The New Year is here and like so many others, I’m naturally drawn to imagining what I want for 2016. I notice the part of me that wants to create lists and spreadsheets with lofty marketing and income goals and plan with great detail how I’m going to achieve my vision. It’s like a default mode many of us fall into, and for years this is how I started my New Year. I loved feeling so organized. For many years, creating lists for the New Year was not only satisfying, but also incredibly effective. I’d set my mind to something, work hard, and accomplish it. So why doesn’t this process work for me anymore?
Now I’m in a space where I’m literally unable to manufacture “goals” anymore. As a former queen of goal-setting, you can imagine my surprise when I finally learned that “goal-setting” as I knew it was no longer an option for me.
The reason I can’t do it anymore is because when I’m truly present, I understand (at a level beyond my mind) that my life and soul have a direction they want to take and my job is just to tune in, then get the hell out of the way. For example, last year I had a very clear goal of completing my second book. I had well-laid writing plans, deadlines, and accountability all set up in support of completing my goal. I started writing with ease, but then, after two chapters were complete, I couldn’t write anymore. This was more than just writer’s block. In staying present to my experience, it was clear I needed to stop writing. I was at a crossroads. I could beat my head against the wall and try to plow through (bad idea since I was writing a book on presence), or surrender to the experience and see what my life had in store instead. I chose the latter and life took me on a path I couldn’t have seen coming. I ended up being asked to do more speaking for my current book and took on a project that I can now see (in hindsight of course) is a perfect backdrop for the next book.
Now, during December and January each year I no longer jump into goal-setting mode like my old “make it happen” self used to. I no longer ask, “What am I going to accomplish this year?” Instead, I intentionally create as much silence and space (often a couple of days if possible) so I can tune into a deeper, more creative side of myself (I’ll call it my soul). I ask (my soul, not my mind), “What wants to emerge right now?” or “What wants to express through me?”
Listening to your soul is often more effective than listening to your mind because it’s rarely (I might argue ever) wrong. I’ve developed trust in the act of listening to my soul over the years and I know when I’m truly present and listening that the direction of my time, energy and passion is being stewarded from a far wiser source than my mind. My mind isn’t useless during this process; it just needs to take the backseat for a while until my soul can set the course. Once I get a sense of the direction I want to go, then my mind gets to figure out how I’m going to get there (and boy does it love a good challenge).

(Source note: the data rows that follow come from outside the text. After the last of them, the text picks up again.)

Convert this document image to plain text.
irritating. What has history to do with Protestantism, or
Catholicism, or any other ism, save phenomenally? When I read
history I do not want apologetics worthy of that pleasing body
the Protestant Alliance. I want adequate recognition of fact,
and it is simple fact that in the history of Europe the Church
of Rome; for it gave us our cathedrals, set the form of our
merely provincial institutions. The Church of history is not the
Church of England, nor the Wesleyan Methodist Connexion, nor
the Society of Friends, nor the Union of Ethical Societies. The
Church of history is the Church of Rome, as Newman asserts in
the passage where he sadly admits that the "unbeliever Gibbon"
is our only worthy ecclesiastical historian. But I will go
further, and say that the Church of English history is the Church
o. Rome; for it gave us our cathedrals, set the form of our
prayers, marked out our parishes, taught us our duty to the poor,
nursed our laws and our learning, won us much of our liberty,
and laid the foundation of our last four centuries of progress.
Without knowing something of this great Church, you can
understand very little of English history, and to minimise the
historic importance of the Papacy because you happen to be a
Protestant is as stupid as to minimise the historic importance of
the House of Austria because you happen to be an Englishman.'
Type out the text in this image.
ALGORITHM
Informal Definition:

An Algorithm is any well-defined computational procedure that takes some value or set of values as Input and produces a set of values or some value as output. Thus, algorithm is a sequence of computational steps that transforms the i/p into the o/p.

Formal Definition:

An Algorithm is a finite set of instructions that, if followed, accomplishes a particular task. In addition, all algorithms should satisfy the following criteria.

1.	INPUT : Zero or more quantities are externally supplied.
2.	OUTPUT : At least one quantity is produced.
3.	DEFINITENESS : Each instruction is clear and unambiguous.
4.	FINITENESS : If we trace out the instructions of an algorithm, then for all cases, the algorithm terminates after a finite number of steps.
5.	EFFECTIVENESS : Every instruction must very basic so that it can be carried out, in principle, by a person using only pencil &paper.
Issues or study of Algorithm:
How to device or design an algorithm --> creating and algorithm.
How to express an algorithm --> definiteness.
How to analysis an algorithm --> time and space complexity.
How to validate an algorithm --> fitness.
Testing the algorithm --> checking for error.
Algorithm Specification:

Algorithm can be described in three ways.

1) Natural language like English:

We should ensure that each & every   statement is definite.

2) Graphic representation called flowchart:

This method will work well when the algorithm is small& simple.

The fundamental difference in my goal-setting process now is that I first inquire, then listen and allow. This only works when I’m in a state of presence and simply being, not doing. Then, from a place of presence I know exactly what steps need to be taken and how I’m going to move forward. My goal-setting process is far easier, more efficient, and more enjoyable than it ever has been and it just keeps getting better!
As you to think about your goals for 2015 I invite you to ask yourself, “What wants to emerge through me this year?” or simply set the intention to give your soul a little bit of space to be acknowledged. I suspect that if you play with these inquiries, your 2016 goals will be more compelling, creative, and courageous than ever before. Also, did I mention that “allowing” makes “producing” a whole lot easier? Don’t take my word for it…just try it for yourself!